What The Duck?

, , , , , | Learning | July 28, 2018

(My teacher momentarily leaves the classroom during a book reading and as expected, the class descends into child-anarchy for five minutes. Just conversations about TV shows and whatnot, but one boy sitting next to me is reenacting a scene, instead. He is yelling all the lines exaggeratedly, and even laughs in the place of the laugh-track used in sitcoms. I am not very social and don’t feel a need to talk to anyone purely because the teacher is absent for a few minutes. I am actually trying to finish the story we have been reading, but the boy next to me is making it impossible. While mustering the courage to ask him to quiet down, I am debating whether to ask politely or try and assert dominance: “Can you be quiet?” or “Just shut up!” What comes out instead is:)

Me: “Can you just quuck up?!”

(The surrounding kids that heard me went silent before bursting out into even louder laughter.)

Loud Boy: *laughs* “Sure, I can quack up! QUACK QUACK QUACK!”

(I groaned in shame and put my head down until the teacher came back. The next month was spent with me feeling humiliated while being taunted with “quack” jokes for my word fumble. Like other moments during that age, it was either quickly forgotten about or turned into a fond memory I learned to laugh at myself for.)

Keeping It Professional In The World’s Oldest Profession

, , , , | Friendly | July 27, 2018

(My friends and I are discussing an establishment that is rumoured to be a brothel, and someone mentions there is one in the town some of them grew up in. For context, we are all Christians from Christian family backgrounds.)

Friend #1: “Yeah, I’m not actually sure where it is, though.”

Friend #2: *who is particularly sassy and worldly* “Hey, [Friend #3], your mum knows where the brothel is!”

(We all stare at [Friend #2] as she realises how it sounded.)

Friend #2: *quickly back-pedalling* “She mentioned that her women’s group has done outreach there!”

(It’s still one of the sassiest “your mum” jokes I’ve ever heard.)

Must Be A Very Artsy Play

, , , , | Working | July 26, 2018

(I work in a theater. Before the show, a bunch of us are in the production office. One of the administrators comes by. They’re doing readings of plays in the theatre this week.)

Assistant Stage Manager: “What play are they reading tonight?”

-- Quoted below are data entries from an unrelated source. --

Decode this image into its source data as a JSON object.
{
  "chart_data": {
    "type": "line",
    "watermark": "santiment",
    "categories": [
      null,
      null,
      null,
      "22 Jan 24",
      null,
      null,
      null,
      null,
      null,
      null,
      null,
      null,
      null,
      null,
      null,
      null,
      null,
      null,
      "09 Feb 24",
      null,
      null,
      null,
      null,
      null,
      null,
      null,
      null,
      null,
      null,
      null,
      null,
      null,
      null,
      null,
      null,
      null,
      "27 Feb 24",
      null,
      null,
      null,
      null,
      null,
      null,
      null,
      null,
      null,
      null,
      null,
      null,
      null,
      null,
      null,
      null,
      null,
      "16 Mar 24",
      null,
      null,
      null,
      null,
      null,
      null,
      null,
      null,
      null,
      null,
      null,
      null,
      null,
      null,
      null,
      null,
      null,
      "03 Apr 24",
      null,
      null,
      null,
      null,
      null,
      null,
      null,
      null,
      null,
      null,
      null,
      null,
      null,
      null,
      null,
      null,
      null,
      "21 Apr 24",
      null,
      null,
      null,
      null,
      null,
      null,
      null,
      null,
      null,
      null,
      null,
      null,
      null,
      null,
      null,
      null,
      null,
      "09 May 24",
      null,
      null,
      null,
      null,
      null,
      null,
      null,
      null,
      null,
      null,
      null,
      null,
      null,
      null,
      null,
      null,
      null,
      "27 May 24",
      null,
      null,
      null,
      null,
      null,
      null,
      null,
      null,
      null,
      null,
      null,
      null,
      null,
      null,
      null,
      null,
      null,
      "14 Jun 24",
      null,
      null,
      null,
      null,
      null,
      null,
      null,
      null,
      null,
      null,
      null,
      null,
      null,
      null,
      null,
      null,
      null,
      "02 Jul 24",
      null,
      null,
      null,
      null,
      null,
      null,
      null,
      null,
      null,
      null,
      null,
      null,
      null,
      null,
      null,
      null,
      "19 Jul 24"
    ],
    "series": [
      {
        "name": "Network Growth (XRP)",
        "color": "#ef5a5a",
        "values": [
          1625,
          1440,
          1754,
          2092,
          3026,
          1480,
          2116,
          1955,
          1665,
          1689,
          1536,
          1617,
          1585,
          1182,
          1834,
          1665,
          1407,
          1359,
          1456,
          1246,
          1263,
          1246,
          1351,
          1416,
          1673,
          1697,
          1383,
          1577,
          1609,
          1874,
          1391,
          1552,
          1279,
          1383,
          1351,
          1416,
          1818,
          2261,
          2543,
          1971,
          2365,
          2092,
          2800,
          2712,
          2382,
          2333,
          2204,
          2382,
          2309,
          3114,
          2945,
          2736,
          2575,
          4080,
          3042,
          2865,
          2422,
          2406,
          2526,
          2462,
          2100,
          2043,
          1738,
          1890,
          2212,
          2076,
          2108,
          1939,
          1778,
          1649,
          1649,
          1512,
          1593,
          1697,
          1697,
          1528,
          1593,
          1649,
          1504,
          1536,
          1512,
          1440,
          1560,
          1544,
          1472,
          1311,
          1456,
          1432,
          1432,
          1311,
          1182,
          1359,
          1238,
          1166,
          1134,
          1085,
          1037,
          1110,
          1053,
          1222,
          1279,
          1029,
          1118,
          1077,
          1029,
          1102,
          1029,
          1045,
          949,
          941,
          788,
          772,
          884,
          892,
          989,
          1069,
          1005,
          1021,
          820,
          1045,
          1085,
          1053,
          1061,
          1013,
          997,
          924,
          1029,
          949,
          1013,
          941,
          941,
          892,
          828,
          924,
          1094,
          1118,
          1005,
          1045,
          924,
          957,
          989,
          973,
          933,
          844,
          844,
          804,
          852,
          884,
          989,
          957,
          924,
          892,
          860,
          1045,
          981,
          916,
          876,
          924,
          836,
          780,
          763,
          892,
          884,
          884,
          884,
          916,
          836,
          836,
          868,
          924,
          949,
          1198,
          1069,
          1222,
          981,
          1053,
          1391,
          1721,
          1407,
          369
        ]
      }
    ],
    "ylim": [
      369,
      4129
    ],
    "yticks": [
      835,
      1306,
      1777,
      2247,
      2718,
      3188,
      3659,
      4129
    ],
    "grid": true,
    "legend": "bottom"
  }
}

(Everyone looks uncomfortable.)

Me: *jacked up on coffee* “That’s… unpleasant.”

Administrator: “Oh! No, it’s about military discharge.”

Coworker #1: “Oh! Yeah, that’s where my mind went, too.”

Coworker #2: “Same.”

Coworker #3: *nods*

Administrator: “I can see why you would think that, now that I think about it. I just have more context than you guys do.”

What Books Have They Been Redding?

, , , , , , | Working | July 26, 2018

(I work in IT. I am on a call with an intern who needs a laptop sent down to her. She is giving me the address of her office, as it is not classed as a head office, and therefore is not on our directory.)

Intern: *giving address* “It’s [Number], [Street], the town of Reading.”

(She pronounces it as though you were “reading” a book. I repeat the address back, saying Reading as you are meant to say it, with the “read” being pronounced like “red.”)

Intern: “Uh, no, it’s ‘reading.’ Get it right or it won’t get here.”

Me: “I know it’s spelt, ‘reading,’ but it is pronounced with a ‘red’ instead of ‘read.’ It won’t really matter, as the postcode should tell the courier where it needs to go.”


(Ignoring the outburst, I send the laptop down. I included Reading in the address, and I received confirmation that it was received and signed for. The intern left six months later and the laptop was returned. When I opened the laptop, I found an entire Wikipedia article printed out and squished between the monitor and keyboard. The article was for a city in California called Redding, with a sticky note telling me to “learn my geography.” I had a good laugh over it with the rest of the department.)

Usually It Means The Opposite

, , , , | Learning | July 23, 2018

(At church camp one year, I’m a small group leader for the fourth- and fifth-grade girls. We get paired up with the boys for crafts and games. One day, when we’re doing the craft, this happens. They’re making something with beads, and each color represents something.)

Craft Leader: *holds up white bead* “Who knows what white stands for?”

Kids: “Purity.”

Craft Leader: “Does anyone know what purity means?”

Boy: “Is that when your start to grow hair, and your body starts changing and stuff?”